I am a little confused about the approach to calculating loss_distill
in line 1429 of xbert.py
as shown in
loss_distill = -torch.sum(F.log_softmax(prediction_scores, dim=1)*soft_labels,dim=-1)
I think the size of both prediction_scores
and soft_labels
would be (batch_size, seq_len, vocab_size).

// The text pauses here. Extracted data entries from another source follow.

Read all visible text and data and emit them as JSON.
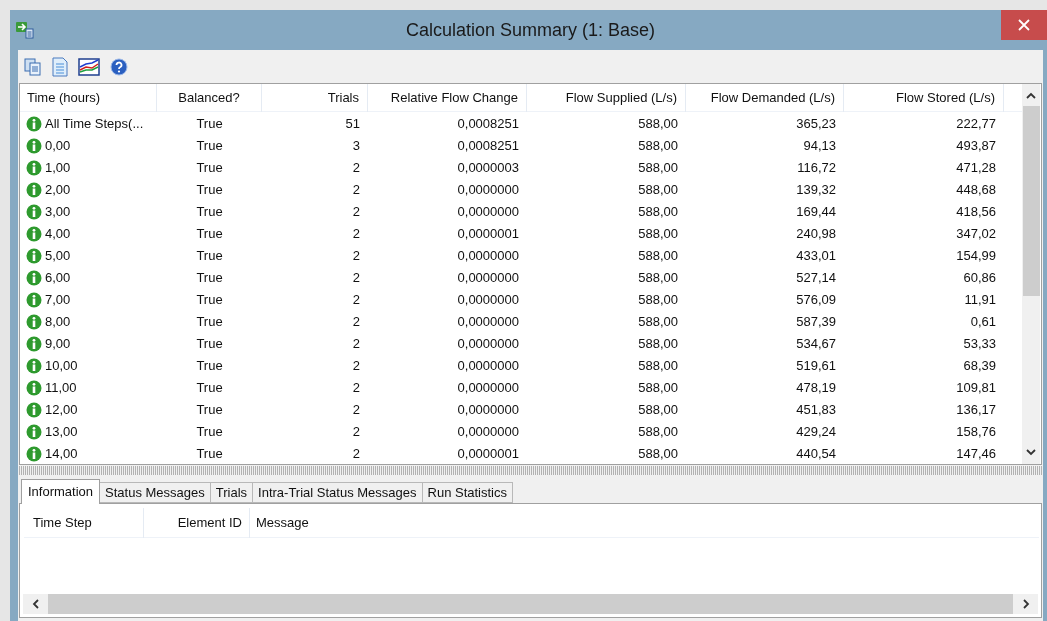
{
  "window": {
    "title": "Calculation Summary (1: Base)"
  },
  "table": {
    "columns": [
      "Time (hours)",
      "Balanced?",
      "Trials",
      "Relative Flow Change",
      "Flow Supplied (L/s)",
      "Flow Demanded (L/s)",
      "Flow Stored (L/s)"
    ],
    "rows": [
      [
        "All Time Steps(...",
        "True",
        "51",
        "0,0008251",
        "588,00",
        "365,23",
        "222,77"
      ],
      [
        "0,00",
        "True",
        "3",
        "0,0008251",
        "588,00",
        "94,13",
        "493,87"
      ],
      [
        "1,00",
        "True",
        "2",
        "0,0000003",
        "588,00",
        "116,72",
        "471,28"
      ],
      [
        "2,00",
        "True",
        "2",
        "0,0000000",
        "588,00",
        "139,32",
        "448,68"
      ],
      [
        "3,00",
        "True",
        "2",
        "0,0000000",
        "588,00",
        "169,44",
        "418,56"
      ],
      [
        "4,00",
        "True",
        "2",
        "0,0000001",
        "588,00",
        "240,98",
        "347,02"
      ],
      [
        "5,00",
        "True",
        "2",
        "0,0000000",
        "588,00",
        "433,01",
        "154,99"
      ],
      [
        "6,00",
        "True",
        "2",
        "0,0000000",
        "588,00",
        "527,14",
        "60,86"
      ],
      [
        "7,00",
        "True",
        "2",
        "0,0000000",
        "588,00",
        "576,09",
        "11,91"
      ],
      [
        "8,00",
        "True",
        "2",
        "0,0000000",
        "588,00",
        "587,39",
        "0,61"
      ],
      [
        "9,00",
        "True",
        "2",
        "0,0000000",
        "588,00",
        "534,67",
        "53,33"
      ],
      [
        "10,00",
        "True",
        "2",
        "0,0000000",
        "588,00",
        "519,61",
        "68,39"
      ],
      [
        "11,00",
        "True",
        "2",
        "0,0000000",
        "588,00",
        "478,19",
        "109,81"
      ],
      [
        "12,00",
        "True",
        "2",
        "0,0000000",
        "588,00",
        "451,83",
        "136,17"
      ],
      [
        "13,00",
        "True",
        "2",
        "0,0000000",
        "588,00",
        "429,24",
        "158,76"
      ],
      [
        "14,00",
        "True",
        "2",
        "0,0000001",
        "588,00",
        "440,54",
        "147,46"
      ]
    ]
  },
  "tabs": [
    {
      "label": "Information",
      "selected": true
    },
    {
      "label": "Status Messages",
      "selected": false
    },
    {
      "label": "Trials",
      "selected": false
    },
    {
      "label": "Intra-Trial Status Messages",
      "selected": false
    },
    {
      "label": "Run Statistics",
      "selected": false
    }
  ],
  "messages": {
    "columns": [
      "Time Step",
      "Element ID",
      "Message"
    ]
  }
}
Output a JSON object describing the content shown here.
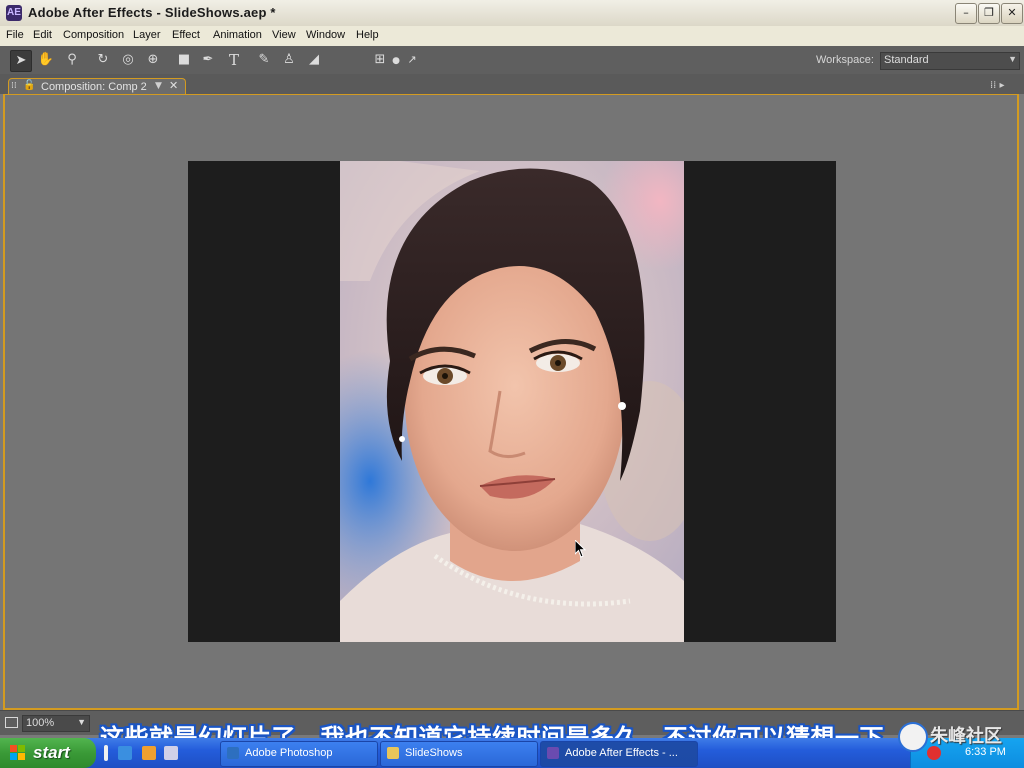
{
  "window": {
    "title": "Adobe After Effects - SlideShows.aep *",
    "app_icon": "AE",
    "controls": [
      "minimize",
      "restore",
      "close"
    ]
  },
  "menubar": {
    "items": [
      "File",
      "Edit",
      "Composition",
      "Layer",
      "Effect",
      "Animation",
      "View",
      "Window",
      "Help"
    ]
  },
  "toolbar": {
    "tools": [
      "selection-tool",
      "hand-tool",
      "zoom-tool",
      "rotation-tool",
      "orbit-camera-tool",
      "pan-behind-tool",
      "rectangle-mask-tool",
      "pen-tool",
      "type-tool",
      "brush-tool",
      "clone-stamp-tool",
      "eraser-tool",
      "local-axis-mode",
      "world-axis-mode",
      "view-axis-mode"
    ],
    "active_tool": "selection-tool",
    "workspace_label": "Workspace:",
    "workspace_value": "Standard"
  },
  "panel": {
    "tab_label": "Composition: Comp 2"
  },
  "viewer": {
    "zoom": "100%"
  },
  "subtitle": "这些就是幻灯片了，我也不知道它持续时间是多久，不过你可以猜想一下",
  "taskbar": {
    "start_label": "start",
    "tasks": [
      {
        "label": "Adobe Photoshop",
        "icon_color": "#2d6fbf"
      },
      {
        "label": "SlideShows",
        "icon_color": "#e8c55a"
      },
      {
        "label": "Adobe After Effects - ...",
        "icon_color": "#6a4bb0"
      }
    ],
    "clock": "6:33 PM"
  },
  "watermark": "朱峰社区",
  "colors": {
    "panel_highlight": "#d39b21",
    "subtitle_outline": "#1a55c4",
    "taskbar_blue": "#245ddb"
  }
}
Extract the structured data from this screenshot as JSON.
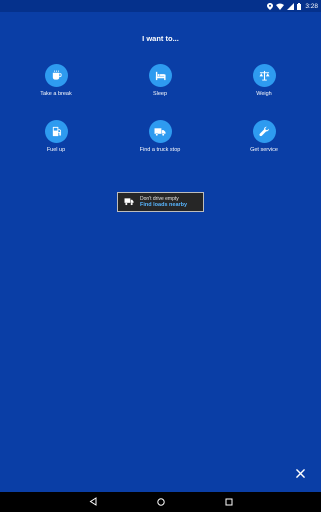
{
  "status_bar": {
    "time": "3:28",
    "icons": [
      "location-icon",
      "wifi-icon",
      "signal-icon",
      "battery-icon"
    ]
  },
  "screen": {
    "heading": "I want to...",
    "actions": [
      {
        "label": "Take a break",
        "icon": "coffee-cup-icon"
      },
      {
        "label": "Sleep",
        "icon": "bed-icon"
      },
      {
        "label": "Weigh",
        "icon": "scale-icon"
      },
      {
        "label": "Fuel up",
        "icon": "fuel-pump-icon"
      },
      {
        "label": "Find a truck stop",
        "icon": "truck-icon"
      },
      {
        "label": "Get service",
        "icon": "wrench-icon"
      }
    ],
    "promo": {
      "line1": "Don't drive empty",
      "line2": "Find loads nearby",
      "icon": "truck-load-icon"
    },
    "close_icon": "close-icon"
  },
  "nav_bar": {
    "buttons": [
      "back-icon",
      "home-icon",
      "recents-icon"
    ]
  },
  "colors": {
    "background": "#0a3ea6",
    "status_bar": "#05318c",
    "icon_circle": "#2e9bf0",
    "promo_background": "#262626",
    "promo_link": "#58b6ff"
  }
}
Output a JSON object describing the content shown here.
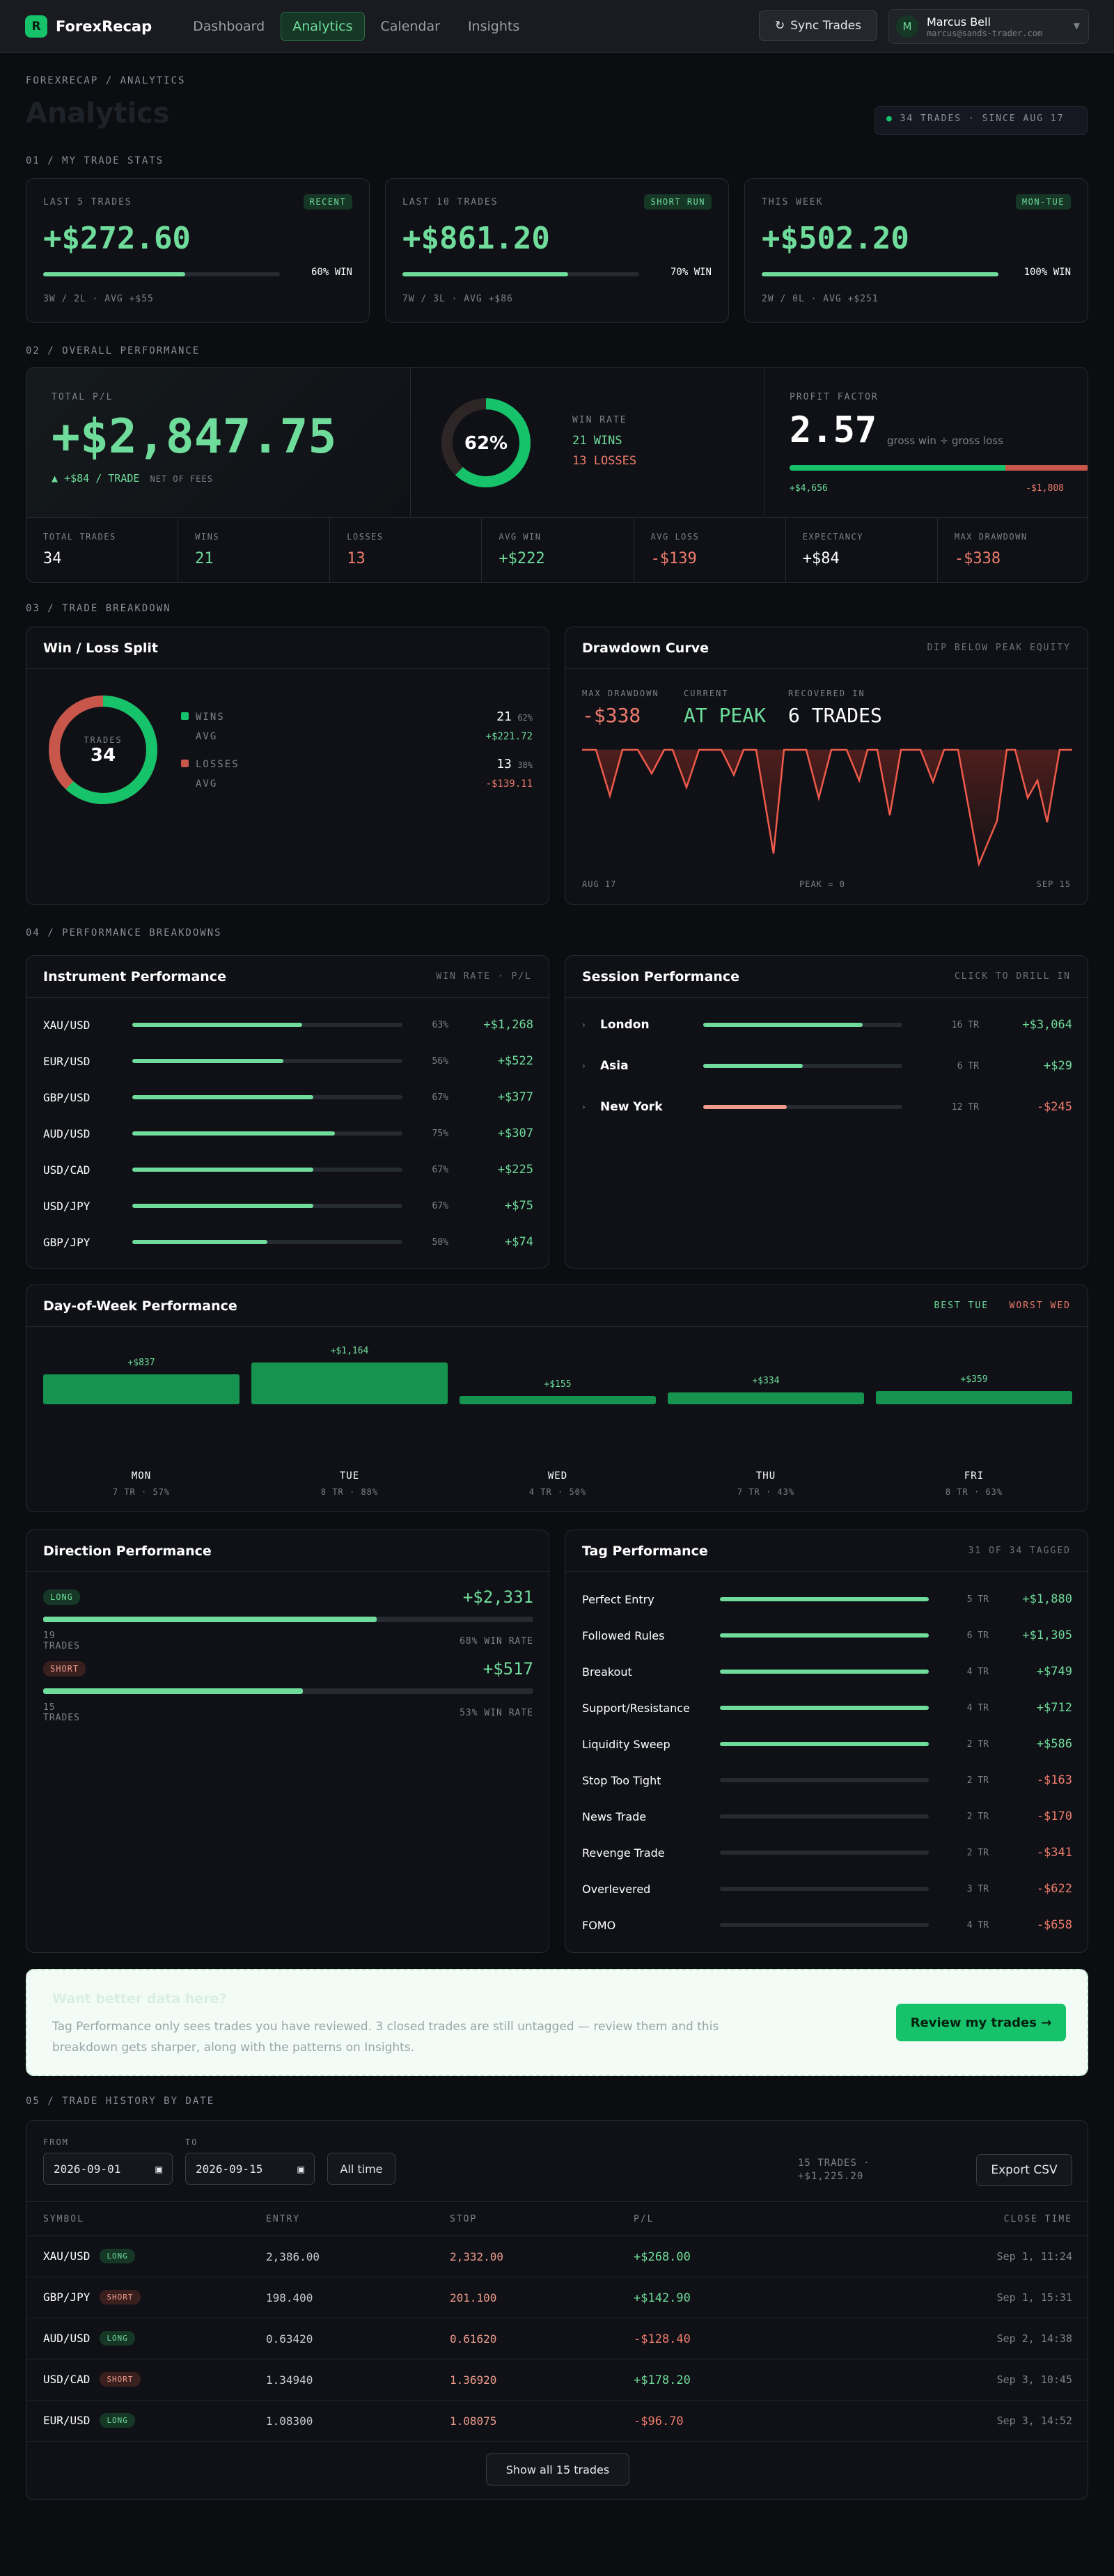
{
  "app": {
    "logo_letter": "R",
    "name": "ForexRecap",
    "nav": [
      "Dashboard",
      "Analytics",
      "Calendar",
      "Insights"
    ],
    "sync_label": "Sync Trades",
    "user": {
      "initial": "M",
      "name": "Marcus Bell",
      "email": "marcus@sands-trader.com"
    }
  },
  "header": {
    "breadcrumb": "FOREXRECAP / ANALYTICS",
    "title": "Analytics",
    "since": "34 TRADES · SINCE AUG 17"
  },
  "s1": {
    "label": "01 / MY TRADE STATS",
    "cards": [
      {
        "name": "LAST 5 TRADES",
        "badge": "RECENT",
        "value": "+$272.60",
        "pct": 60,
        "win": "60% WIN",
        "foot": "3W / 2L · AVG +$55"
      },
      {
        "name": "LAST 10 TRADES",
        "badge": "SHORT RUN",
        "value": "+$861.20",
        "pct": 70,
        "win": "70% WIN",
        "foot": "7W / 3L · AVG +$86"
      },
      {
        "name": "THIS WEEK",
        "badge": "MON-TUE",
        "value": "+$502.20",
        "pct": 100,
        "win": "100% WIN",
        "foot": "2W / 0L · AVG +$251"
      }
    ]
  },
  "s2": {
    "label": "02 / OVERALL PERFORMANCE",
    "total_label": "TOTAL P/L",
    "total": "+$2,847.75",
    "per_trade": "▲ +$84 / TRADE",
    "net": "NET OF FEES",
    "donut_pct": "62%",
    "win_rate_pct": 62,
    "wr_label": "WIN RATE",
    "wins": "21 WINS",
    "losses": "13 LOSSES",
    "pf_label": "PROFIT FACTOR",
    "pf": "2.57",
    "pf_desc": "gross win ÷ gross loss",
    "gross_win": "+$4,656",
    "gross_loss": "-$1,808",
    "gross_win_share": 72,
    "stats": [
      {
        "label": "TOTAL TRADES",
        "value": "34",
        "tone": "w"
      },
      {
        "label": "WINS",
        "value": "21",
        "tone": "g"
      },
      {
        "label": "LOSSES",
        "value": "13",
        "tone": "r"
      },
      {
        "label": "AVG WIN",
        "value": "+$222",
        "tone": "g"
      },
      {
        "label": "AVG LOSS",
        "value": "-$139",
        "tone": "r"
      },
      {
        "label": "EXPECTANCY",
        "value": "+$84",
        "tone": "w"
      },
      {
        "label": "MAX DRAWDOWN",
        "value": "-$338",
        "tone": "r"
      }
    ]
  },
  "s3": {
    "label": "03 / TRADE BREAKDOWN",
    "wl": {
      "title": "Win / Loss Split",
      "center_label": "TRADES",
      "center_value": "34",
      "wins_label": "WINS",
      "wins": "21",
      "wins_pct": "62%",
      "avg_label": "AVG",
      "avg_win": "+$221.72",
      "losses_label": "LOSSES",
      "losses": "13",
      "losses_pct": "38%",
      "avg_loss": "-$139.11",
      "win_share": 62
    },
    "dd": {
      "title": "Drawdown Curve",
      "hint": "DIP BELOW PEAK EQUITY",
      "max_label": "MAX DRAWDOWN",
      "max": "-$338",
      "cur_label": "CURRENT",
      "cur": "AT PEAK",
      "rec_label": "RECOVERED IN",
      "rec": "6 TRADES",
      "start": "AUG 17",
      "mid": "PEAK = 0",
      "end": "SEP 15"
    }
  },
  "s4": {
    "label": "04 / PERFORMANCE BREAKDOWNS",
    "instr": {
      "title": "Instrument Performance",
      "hint": "WIN RATE · P/L",
      "rows": [
        {
          "sym": "XAU/USD",
          "pct": 63,
          "wr": "63%",
          "pl": "+$1,268"
        },
        {
          "sym": "EUR/USD",
          "pct": 56,
          "wr": "56%",
          "pl": "+$522"
        },
        {
          "sym": "GBP/USD",
          "pct": 67,
          "wr": "67%",
          "pl": "+$377"
        },
        {
          "sym": "AUD/USD",
          "pct": 75,
          "wr": "75%",
          "pl": "+$307"
        },
        {
          "sym": "USD/CAD",
          "pct": 67,
          "wr": "67%",
          "pl": "+$225"
        },
        {
          "sym": "USD/JPY",
          "pct": 67,
          "wr": "67%",
          "pl": "+$75"
        },
        {
          "sym": "GBP/JPY",
          "pct": 50,
          "wr": "50%",
          "pl": "+$74"
        }
      ]
    },
    "sess": {
      "title": "Session Performance",
      "hint": "CLICK TO DRILL IN",
      "rows": [
        {
          "name": "London",
          "pct": 80,
          "tr": "16 TR",
          "pl": "+$3,064",
          "tone": "g"
        },
        {
          "name": "Asia",
          "pct": 50,
          "tr": "6 TR",
          "pl": "+$29",
          "tone": "g"
        },
        {
          "name": "New York",
          "pct": 42,
          "tr": "12 TR",
          "pl": "-$245",
          "tone": "r"
        }
      ]
    },
    "dow": {
      "title": "Day-of-Week Performance",
      "best": "BEST TUE",
      "worst": "WORST WED",
      "days": [
        {
          "day": "MON",
          "val": "+$837",
          "amt": 837,
          "sub": "7 TR · 57%"
        },
        {
          "day": "TUE",
          "val": "+$1,164",
          "amt": 1164,
          "sub": "8 TR · 88%"
        },
        {
          "day": "WED",
          "val": "+$155",
          "amt": 155,
          "sub": "4 TR · 50%"
        },
        {
          "day": "THU",
          "val": "+$334",
          "amt": 334,
          "sub": "7 TR · 43%"
        },
        {
          "day": "FRI",
          "val": "+$359",
          "amt": 359,
          "sub": "8 TR · 63%"
        }
      ]
    },
    "dir": {
      "title": "Direction Performance",
      "long": {
        "tag": "LONG",
        "value": "+$2,331",
        "pct": 68,
        "count": "19",
        "unit": "TRADES",
        "wr": "68% WIN RATE"
      },
      "short": {
        "tag": "SHORT",
        "value": "+$517",
        "pct": 53,
        "count": "15",
        "unit": "TRADES",
        "wr": "53% WIN RATE"
      }
    },
    "tag": {
      "title": "Tag Performance",
      "hint": "31 OF 34 TAGGED",
      "rows": [
        {
          "name": "Perfect Entry",
          "tr": "5 TR",
          "pl": "+$1,880",
          "tone": "g",
          "fill": 1
        },
        {
          "name": "Followed Rules",
          "tr": "6 TR",
          "pl": "+$1,305",
          "tone": "g",
          "fill": 1
        },
        {
          "name": "Breakout",
          "tr": "4 TR",
          "pl": "+$749",
          "tone": "g",
          "fill": 1
        },
        {
          "name": "Support/Resistance",
          "tr": "4 TR",
          "pl": "+$712",
          "tone": "g",
          "fill": 1
        },
        {
          "name": "Liquidity Sweep",
          "tr": "2 TR",
          "pl": "+$586",
          "tone": "g",
          "fill": 1
        },
        {
          "name": "Stop Too Tight",
          "tr": "2 TR",
          "pl": "-$163",
          "tone": "r",
          "fill": 0
        },
        {
          "name": "News Trade",
          "tr": "2 TR",
          "pl": "-$170",
          "tone": "r",
          "fill": 0
        },
        {
          "name": "Revenge Trade",
          "tr": "2 TR",
          "pl": "-$341",
          "tone": "r",
          "fill": 0
        },
        {
          "name": "Overlevered",
          "tr": "3 TR",
          "pl": "-$622",
          "tone": "r",
          "fill": 0
        },
        {
          "name": "FOMO",
          "tr": "4 TR",
          "pl": "-$658",
          "tone": "r",
          "fill": 0
        }
      ]
    }
  },
  "cta": {
    "title": "Want better data here?",
    "text": "Tag Performance only sees trades you have reviewed. 3 closed trades are still untagged — review them and this breakdown gets sharper, along with the patterns on Insights.",
    "button": "Review my trades →"
  },
  "s5": {
    "label": "05 / TRADE HISTORY BY DATE",
    "from_label": "FROM",
    "from": "2026-09-01",
    "to_label": "TO",
    "to": "2026-09-15",
    "all_time": "All time",
    "summary": "15 TRADES · +$1,225.20",
    "export": "Export CSV",
    "cols": [
      "SYMBOL",
      "ENTRY",
      "STOP",
      "P/L",
      "CLOSE TIME"
    ],
    "rows": [
      {
        "sym": "XAU/USD",
        "dir": "LONG",
        "entry": "2,386.00",
        "stop": "2,332.00",
        "pl": "+$268.00",
        "tone": "g",
        "time": "Sep 1, 11:24"
      },
      {
        "sym": "GBP/JPY",
        "dir": "SHORT",
        "entry": "198.400",
        "stop": "201.100",
        "pl": "+$142.90",
        "tone": "g",
        "time": "Sep 1, 15:31"
      },
      {
        "sym": "AUD/USD",
        "dir": "LONG",
        "entry": "0.63420",
        "stop": "0.61620",
        "pl": "-$128.40",
        "tone": "r",
        "time": "Sep 2, 14:38"
      },
      {
        "sym": "USD/CAD",
        "dir": "SHORT",
        "entry": "1.34940",
        "stop": "1.36920",
        "pl": "+$178.20",
        "tone": "g",
        "time": "Sep 3, 10:45"
      },
      {
        "sym": "EUR/USD",
        "dir": "LONG",
        "entry": "1.08300",
        "stop": "1.08075",
        "pl": "-$96.70",
        "tone": "r",
        "time": "Sep 3, 14:52"
      }
    ],
    "show_all": "Show all 15 trades"
  },
  "colors": {
    "green": "#16c26a",
    "green_text": "#6fdc9b",
    "red": "#ef7c6c",
    "bg": "#0b0d11",
    "panel": "#0f1116"
  }
}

And F.softmax
is used in the last dimension for soft_labels
in line 237 of model_pretrain.py
, as shown in
mlm_output = self.text_encoder(input_ids,
attention_mask = text.attention_mask,
encoder_hidden_states = image_embeds,
encoder_attention_mask = image_atts,
return_dict = True,
labels = labels,
soft_labels = F.softmax(logits_m,dim=-1),
alpha = alpha
)
Why is F.log_softmax
used in the second dimension (dimension of seq_len) for prediction_scores
?
Hi, thanks for your interest in our work.
Have you printed out the size of prediction_scores
and soft_labels
?
Hi, thanks for your response.
I printed out the size of them by setting batch_size
in Pretrain.yaml
to 2 and find that they have the same size, e.g. (2, 11, 30522).